Raiu montou uma armadilha para determinar quem era o alvo do ataque. Alguns dos endereços contatados pelo vírus não responderam. Raiu simplesmente registrou esses endereços desatualizados em seu nome e desviou o trânsito de dados para seu laboratório. Esse método é denominado "sinkhole" (ralo, buraco de escoamento), porque permite ao usuário examinar em profundidade um sistema de túneis escondido.  Em poucas semanas, ele havia coletado 55.000 pedidos de informações de computadores contaminados pelo vírus. "Conseguimos acessar apenas 6 dos 60 servidores de comando", diz Raiu. "Em outras palavras, pudemos ver apenas 10% da rede". É possível que o número de computadores contaminados seja muito maior.

Raiu tem observado agora que os servidores de comando vêm sendo gradativamente desligados. Mas, isso significa apenas que o Outubro Vermelho está hibernando. "Tomadas" secretas, deixadas na retaguarda, podem ser ativadas a qualquer momento apesar do vírus ter sido supostamente deletado, alerta Igor Kotenko, um professor de Tecnologia da Informação na Universidade de São Petersburgo.

Proteção contra vírus

A indústria de proteção contra vírus ficou agora com cara de trouxa.

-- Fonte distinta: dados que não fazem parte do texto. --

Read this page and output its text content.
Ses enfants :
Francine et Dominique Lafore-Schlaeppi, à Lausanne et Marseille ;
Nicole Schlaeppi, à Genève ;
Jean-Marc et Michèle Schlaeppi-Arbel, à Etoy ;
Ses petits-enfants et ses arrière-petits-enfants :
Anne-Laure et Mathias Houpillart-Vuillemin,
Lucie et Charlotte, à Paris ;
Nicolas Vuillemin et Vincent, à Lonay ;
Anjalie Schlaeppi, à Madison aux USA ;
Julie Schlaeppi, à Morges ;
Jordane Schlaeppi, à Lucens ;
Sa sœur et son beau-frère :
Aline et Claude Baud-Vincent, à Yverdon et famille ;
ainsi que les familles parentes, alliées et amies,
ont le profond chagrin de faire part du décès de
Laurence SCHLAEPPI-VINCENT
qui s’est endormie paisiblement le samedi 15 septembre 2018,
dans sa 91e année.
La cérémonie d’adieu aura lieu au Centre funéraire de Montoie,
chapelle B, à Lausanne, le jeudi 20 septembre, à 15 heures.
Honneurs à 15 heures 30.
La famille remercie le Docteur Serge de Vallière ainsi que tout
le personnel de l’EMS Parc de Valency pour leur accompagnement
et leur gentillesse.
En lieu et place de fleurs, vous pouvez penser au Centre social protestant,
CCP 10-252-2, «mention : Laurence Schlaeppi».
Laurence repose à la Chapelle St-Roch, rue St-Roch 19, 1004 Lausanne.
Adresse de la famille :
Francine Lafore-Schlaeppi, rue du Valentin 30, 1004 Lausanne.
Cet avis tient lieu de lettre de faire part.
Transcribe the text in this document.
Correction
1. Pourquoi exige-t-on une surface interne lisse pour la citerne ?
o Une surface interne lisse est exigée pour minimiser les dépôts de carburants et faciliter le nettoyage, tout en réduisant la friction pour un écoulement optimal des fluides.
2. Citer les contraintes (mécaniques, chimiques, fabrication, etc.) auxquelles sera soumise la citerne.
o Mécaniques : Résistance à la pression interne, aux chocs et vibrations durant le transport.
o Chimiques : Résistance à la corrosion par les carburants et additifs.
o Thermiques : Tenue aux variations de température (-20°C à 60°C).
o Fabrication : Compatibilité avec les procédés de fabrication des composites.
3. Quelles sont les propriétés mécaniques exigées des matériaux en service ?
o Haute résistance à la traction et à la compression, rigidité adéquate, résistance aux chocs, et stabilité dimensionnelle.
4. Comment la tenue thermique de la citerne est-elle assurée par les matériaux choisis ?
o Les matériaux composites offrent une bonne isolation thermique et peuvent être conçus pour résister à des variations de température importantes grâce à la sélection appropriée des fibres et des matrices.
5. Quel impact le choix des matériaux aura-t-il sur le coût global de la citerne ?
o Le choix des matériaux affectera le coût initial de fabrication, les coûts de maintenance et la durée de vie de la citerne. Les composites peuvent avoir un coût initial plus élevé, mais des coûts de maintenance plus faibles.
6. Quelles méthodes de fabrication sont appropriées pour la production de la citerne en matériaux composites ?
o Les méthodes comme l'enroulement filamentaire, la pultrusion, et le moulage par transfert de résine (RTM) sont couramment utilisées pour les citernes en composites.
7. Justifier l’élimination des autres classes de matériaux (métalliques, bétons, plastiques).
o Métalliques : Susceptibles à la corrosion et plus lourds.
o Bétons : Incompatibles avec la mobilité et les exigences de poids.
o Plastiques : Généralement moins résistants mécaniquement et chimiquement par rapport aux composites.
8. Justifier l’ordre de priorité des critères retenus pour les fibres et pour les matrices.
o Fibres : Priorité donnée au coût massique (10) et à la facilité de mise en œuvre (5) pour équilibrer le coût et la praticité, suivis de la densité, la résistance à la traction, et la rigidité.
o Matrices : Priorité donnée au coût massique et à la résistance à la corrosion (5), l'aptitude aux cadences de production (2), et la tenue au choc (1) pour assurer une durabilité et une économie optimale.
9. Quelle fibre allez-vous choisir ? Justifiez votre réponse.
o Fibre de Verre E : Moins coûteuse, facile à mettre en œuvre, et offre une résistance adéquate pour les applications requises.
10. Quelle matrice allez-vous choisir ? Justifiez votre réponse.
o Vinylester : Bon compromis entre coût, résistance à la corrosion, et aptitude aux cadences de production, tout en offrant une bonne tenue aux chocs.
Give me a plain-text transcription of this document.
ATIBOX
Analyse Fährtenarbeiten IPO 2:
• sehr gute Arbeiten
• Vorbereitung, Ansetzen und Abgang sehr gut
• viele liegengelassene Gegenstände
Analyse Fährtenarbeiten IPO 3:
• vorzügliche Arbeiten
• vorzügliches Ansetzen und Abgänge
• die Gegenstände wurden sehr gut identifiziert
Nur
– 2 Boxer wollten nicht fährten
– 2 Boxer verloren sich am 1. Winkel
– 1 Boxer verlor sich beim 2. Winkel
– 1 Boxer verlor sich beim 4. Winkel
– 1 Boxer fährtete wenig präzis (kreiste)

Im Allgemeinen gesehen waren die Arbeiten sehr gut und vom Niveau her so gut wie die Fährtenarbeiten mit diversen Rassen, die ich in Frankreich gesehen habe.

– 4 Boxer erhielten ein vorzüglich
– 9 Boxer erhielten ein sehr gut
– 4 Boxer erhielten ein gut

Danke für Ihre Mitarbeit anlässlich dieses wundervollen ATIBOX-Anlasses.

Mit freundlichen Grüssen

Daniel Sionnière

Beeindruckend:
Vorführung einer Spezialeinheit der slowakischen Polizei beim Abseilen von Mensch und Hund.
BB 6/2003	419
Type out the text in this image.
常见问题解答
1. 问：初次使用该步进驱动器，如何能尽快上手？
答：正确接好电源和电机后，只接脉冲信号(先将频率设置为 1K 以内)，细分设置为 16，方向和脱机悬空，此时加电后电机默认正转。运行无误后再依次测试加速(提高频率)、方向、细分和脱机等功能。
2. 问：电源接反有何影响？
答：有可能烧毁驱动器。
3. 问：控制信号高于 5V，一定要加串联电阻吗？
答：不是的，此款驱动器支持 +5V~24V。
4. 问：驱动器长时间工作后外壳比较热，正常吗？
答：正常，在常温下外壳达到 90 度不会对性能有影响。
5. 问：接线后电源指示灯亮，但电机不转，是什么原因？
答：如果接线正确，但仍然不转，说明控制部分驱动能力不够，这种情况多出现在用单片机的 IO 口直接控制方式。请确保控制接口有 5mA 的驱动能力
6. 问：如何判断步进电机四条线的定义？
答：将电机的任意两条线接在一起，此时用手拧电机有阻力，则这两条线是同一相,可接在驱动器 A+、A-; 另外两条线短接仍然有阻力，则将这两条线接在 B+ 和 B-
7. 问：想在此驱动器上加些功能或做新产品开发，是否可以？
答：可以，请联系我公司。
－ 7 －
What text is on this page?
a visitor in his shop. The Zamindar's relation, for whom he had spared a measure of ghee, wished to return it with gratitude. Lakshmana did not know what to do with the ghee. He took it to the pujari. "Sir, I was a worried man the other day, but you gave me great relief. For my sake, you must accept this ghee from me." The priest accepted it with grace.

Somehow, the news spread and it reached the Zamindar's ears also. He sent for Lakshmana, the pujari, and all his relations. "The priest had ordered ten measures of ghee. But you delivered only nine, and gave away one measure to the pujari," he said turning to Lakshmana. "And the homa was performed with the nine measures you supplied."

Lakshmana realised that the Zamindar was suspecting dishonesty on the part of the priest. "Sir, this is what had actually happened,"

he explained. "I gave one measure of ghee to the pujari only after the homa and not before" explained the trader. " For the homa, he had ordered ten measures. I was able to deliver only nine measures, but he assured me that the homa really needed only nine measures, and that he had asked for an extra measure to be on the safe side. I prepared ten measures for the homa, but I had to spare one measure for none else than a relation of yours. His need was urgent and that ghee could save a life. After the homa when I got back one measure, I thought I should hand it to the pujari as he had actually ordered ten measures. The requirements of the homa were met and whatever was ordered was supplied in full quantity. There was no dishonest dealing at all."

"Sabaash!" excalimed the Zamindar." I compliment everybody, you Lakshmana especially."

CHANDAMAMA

Como pode um vírus ter ficado cinco anos sem ser detetado? Andreas Marx, diretor-gerente da AV-Test na cidade de Magdeburg, no leste da Alemanha, explica o problema: "O Outubro Vermelho invadiu apenas computadores individuais, de uma maneira muito direcionada, ao passo que os softwares antivírus geralmente são focados contra vírus largamente disseminados". Segundo ele, a quantidade de "malware" está crescendo enormemente -- "somente neste ano estima-se que estão sendo acrescentados 50 milhões de variantes". Isso significa duas por segundo. Marx aconselha os usuários a também usarem um sistema de proteção do tipo cebola, consistindo de atualizações automáticas de todos os programas, das proteções contra vírus, de firewalls e de uma "lista branca" de computadores confiáveis.

"Programas antivírus podem levar as pessoas a acreditar que estão seguras, quando na realidade não estão", diz Fred Cohen, um consultor de segurança da área de editorial do Journal in Computer Virology. "Muitos usuários baixam todos os tipos de coisas, porque pensam que estão protegidos".  Cohen é um dos pioneiros na comunidade de computação. Foi ele que cunhou o termo "computer virus", depois de ter liberado "germes" computacionais numa experiência de teste na Universidade do Sul da Califórnia -- isso foi em 1983. Trinta anos de experiência ensinaram a Cohen que, para cada escudo de proteção digital, há um vírus que pode contorná-lo e evitá-lo. Essa é a razão, diz ele, pela qual ele coloca entre suas orelhas a maior parte de sua confiança nos programas de proteção contra vírus, que se resume a: ceticismo e cautela.